Function 2 (creates the tree recursively): I have stopped the loop at one to test the first path from leaf to root i.e 1-2-3-13-14

function read_postorder_parent_tree(parents)
    n = #parents

--    Create and array created[] to keep track 
--    of created nodes, initialize all entries as None
    created = {}

    root = {}
    for i=1, 1 do
        create_node(parents, i, created, root)
    end
    return root[1]
end

The create_note method uses the below Tree class:

local Tree = torch.class('Tree')

function Tree:__init()
  self.parent = nil
  self.num_children = 0
  self.children = {}
end

function Tree:add_child(c)

  print(c)
  c.parent = self
  self.num_children = self.num_children + 1
  self.children[self.num_children] = c
end

Everything works fine but when I call p.add_child(created[i]) the argument is nil why? (why c is nil?) I have already checked that created[i] and p are not nil. How can i solve this and/or why this happening?

This is the error that I get:

./Tree.lua:16: attempt to index local 'c' (a nil value)
stack traceback:
    ./Tree.lua:16: in function 'add_child'
    main.lua:120: in function 'create_node'
    main.lua:109: in function 'create_node'
    main.lua:109: in function 'create_node'
    main.lua:109: in function 'create_node'
    main.lua:134: in function 'read_postorder_parent_tree'
    main.lua:153: in function 'main'
    main.lua:160: in main chunk
    [C]: in function 'dofile'
    ...3rto/torch/install/lib/luarocks/rocks/trepl/scm-1/bin/th:150: in main chunk
    [C]: at 0x00405d50

Upvotes: 2

Views: 1242

Answers (1)

IS4
IS4

Reputation: 13177

If you define a function in an object-oriented way, you must also call it in the same way.
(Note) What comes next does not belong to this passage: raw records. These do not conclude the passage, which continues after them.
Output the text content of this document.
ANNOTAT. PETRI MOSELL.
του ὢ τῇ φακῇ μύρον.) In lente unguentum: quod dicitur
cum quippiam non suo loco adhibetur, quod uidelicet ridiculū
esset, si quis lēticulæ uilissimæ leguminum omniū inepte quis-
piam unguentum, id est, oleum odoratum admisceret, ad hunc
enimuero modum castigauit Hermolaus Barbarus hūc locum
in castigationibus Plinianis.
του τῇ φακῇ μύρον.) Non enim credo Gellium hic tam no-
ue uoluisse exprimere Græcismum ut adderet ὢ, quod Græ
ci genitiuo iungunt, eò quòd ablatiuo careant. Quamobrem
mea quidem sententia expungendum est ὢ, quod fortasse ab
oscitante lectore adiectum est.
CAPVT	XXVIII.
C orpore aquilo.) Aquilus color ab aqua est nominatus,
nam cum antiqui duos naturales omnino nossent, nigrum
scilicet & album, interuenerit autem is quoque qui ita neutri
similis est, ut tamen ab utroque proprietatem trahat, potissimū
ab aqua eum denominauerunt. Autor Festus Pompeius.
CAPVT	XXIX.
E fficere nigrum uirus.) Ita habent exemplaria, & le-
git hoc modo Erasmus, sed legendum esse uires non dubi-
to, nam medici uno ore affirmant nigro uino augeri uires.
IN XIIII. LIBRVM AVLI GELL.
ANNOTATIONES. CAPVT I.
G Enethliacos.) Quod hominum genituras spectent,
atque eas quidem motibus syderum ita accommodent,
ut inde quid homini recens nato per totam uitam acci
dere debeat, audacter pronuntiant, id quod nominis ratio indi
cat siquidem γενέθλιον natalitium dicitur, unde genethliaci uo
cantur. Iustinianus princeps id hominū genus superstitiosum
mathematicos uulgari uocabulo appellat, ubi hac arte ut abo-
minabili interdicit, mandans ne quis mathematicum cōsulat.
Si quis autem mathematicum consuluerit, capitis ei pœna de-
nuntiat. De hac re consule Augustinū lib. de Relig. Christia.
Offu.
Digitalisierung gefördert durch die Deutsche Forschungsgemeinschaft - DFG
function Tree:add_child(c)

This declares a function in an object-oriented way using the colon operator. To help you understand what that means, it can be rewritten like this:

Tree.add_child = function(self, c)

As you can see, an implicit self parameter is created to reflect the object the function was called on. However, you call the function via the standard way:

p.add_child(created[i])

Now you can see that what you really did was pass created[i] as self, not as c, which then of course happens to be nil. The standard way to call such a function is also via the colon operator:

p:add_child(created[i])

This implicitly passes p as self to the actual function, and now p will contain the actual argument.